In our coverage of LNC a few months back, we had our eye on Night Call; a game where you are a taxi driver who was the last victim of a serial killer/murderer. The cops suspect you, but you are not the one who you the serial killer, are you? As you meet new people every night as a taxi driver, you get intel, secrets, and learn something new about yourself. However, if you can get strangers talking… you can find the real killer… unless it’s you. In Night Call there are enigmas, interesting passengers, and a web full of lies. Will you find out the truth? Or will you pay your last dime to make sure the cops don’t think the killer is you? Night Call is on PC July 17th, on console later this year; developed by Monkey Moon and Black Muffin; and published by Raw Fury.
Disclaimer: We received a review copy of the game prior to its release. The game’s quirks are still being worked out — so some aspects might not have worked as well as the final release game does. We won’t mention many of them, but our experience might be slightly different.
Will Night Call Be Your Last Call?
The construction of this game is long-form; as a player, you are talking to seventy plus passengers throughout the gameplay. You are likewise trying to figure out an investigation all at the same time.
Night Call does require substantial sitting-down-time to play it; and, with that being said, it is deserving of it. Throughout the game, you are constantly on the edge of your seat with the narratives of the various characters. There is an outstanding balance between narrative and player-choices. You are able to choose responses that indicate different emotions with the passenger (depending on who that passenger is). We enjoyed that there was an option to just say nothing sometimes.
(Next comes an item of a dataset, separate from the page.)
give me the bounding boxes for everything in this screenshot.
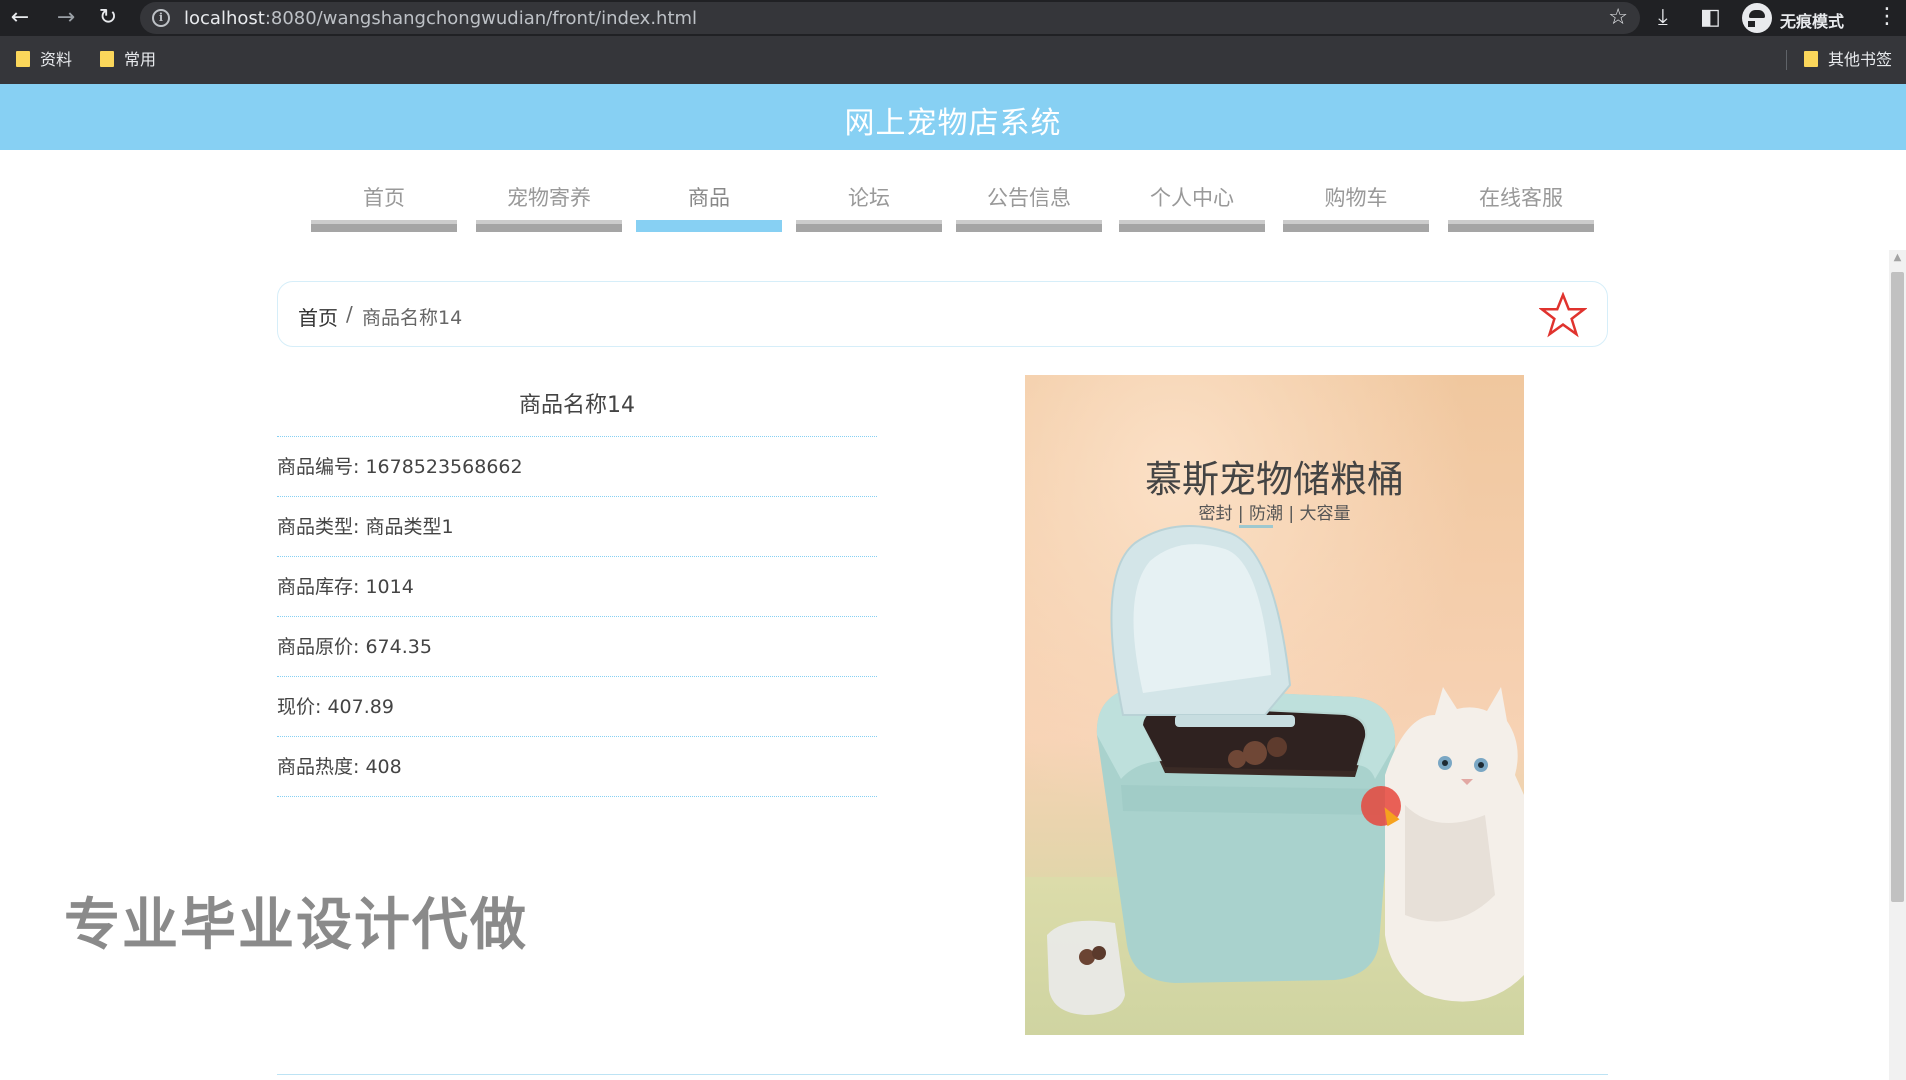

Just be silent and let the passenger talk. Sometimes that is all you want to do.
With the construction of the game comes graphics and overall directing of Night Call. As mentioned above, since we had a pre-release, we had quirks. However, the overall graphics were stellar for us regardless. We loved the aspect of being able to click on the passenger and accept or decline them. The passengers were always in loads of about 5-8. So you have various passengers to choose from. Another aspect we enjoyed was being able to get gas in your car and go to the store.
This is a small aspect, but it’s nice to have everything interactive. Being able to spend money, being able to see the money go up and down when getting gas or paying someone for intel; those aspects add up to an interactive experience. Aside from those, there are other aspects that make the game — overall — a blast. If you are looking at the evidence in your room you are able to click on it, add clues, and find out who the killer is with everything you have gained. When you look at the “board” in your room, you are able to drag ties to the people based on the evidence you find. You have a handful of suspects and you are able to choose what evidence to base your conclusion on.
Night Call Pros & Cons
No matter what game you play, there are pros and cons to it. We don’t have a lot of cons, but we have two that may stray away from players who might not like long-form or trigger warning games.
Honestly, We Have Two Small Cons:
- If you don’t enjoy long-form, you may not enjoy this game. The gameplay is long, you are basically going through narrative 80% of the game and finding out clues and evidence pertaining to the overall theme. It will take a sufficient amount of hours to complete. We found this to be exciting and fun, but if you want a quick game, this may not be your best friend. We believe you’ll still enjoy it.
- There are trigger warnings, so this game is not for everyone. It is meant for mature audiences; it refers to sexual acts, violence, alcohol, triggering dialogue (politics, religion, tragedy). Night Call further uses profanity and offensive language. There are dark moments and stories as well as humorous ones. Make sure you note this.
Now, Let’s Talk About Pros:
- Multiple endings! There are multiple endings and in each gameplay, the killer is different. If you play it the first time and have a certain ending, it will be different the second time around. What we love about this is because it makes the game timeless. You can play it again and again and never have the same game.
- It’s a Noire game, which we love. The concept and focus on the graphics is very Noire. It was dark and gritty, which we loved about the game.
- As in real-life, money is important. If you spend it all, you won’t be able to pay your bills. You have to find a balance between investigation and survival.
- The graphics and overall content of the game are stellar. While there’s not much to the game, graphic wise, (condensed colors, etc.) it adds to the Noire details; details such as when you can move the strings on board in the apartment. Even when you can look at the files on the desk as well. The graphics matter in the ways that they are intended to matter.
So, The Daily Fandom, How Was The Game Overall?
Without giving too much of the story away, this game is phenomenal. Between the narrative, the characters, the story, and the overall simplicity of it. We loved playing it. It’s comfortable to become adjusted to, but we didn’t have issues not being able to find aspects of the game. Sometimes we need walkthroughs with games (to find out obscure things), but with this one, just sit back, relax, and play an exceptionally made emotionally driven game.
Overall, the game is a win for both Monkey Moon (Black Muffin) and Raw Fury. While the developer is new to our realm of gaming, Raw Fury, we are well-aware of. We would recommend this game to everyone, not just gamers who like narrative games, but everyone. Honestly, one of the better games we have in our library to always come back to and play time-and-time again. With the various endings and the concept (being able to reply again and again for years to come) is especially appealing.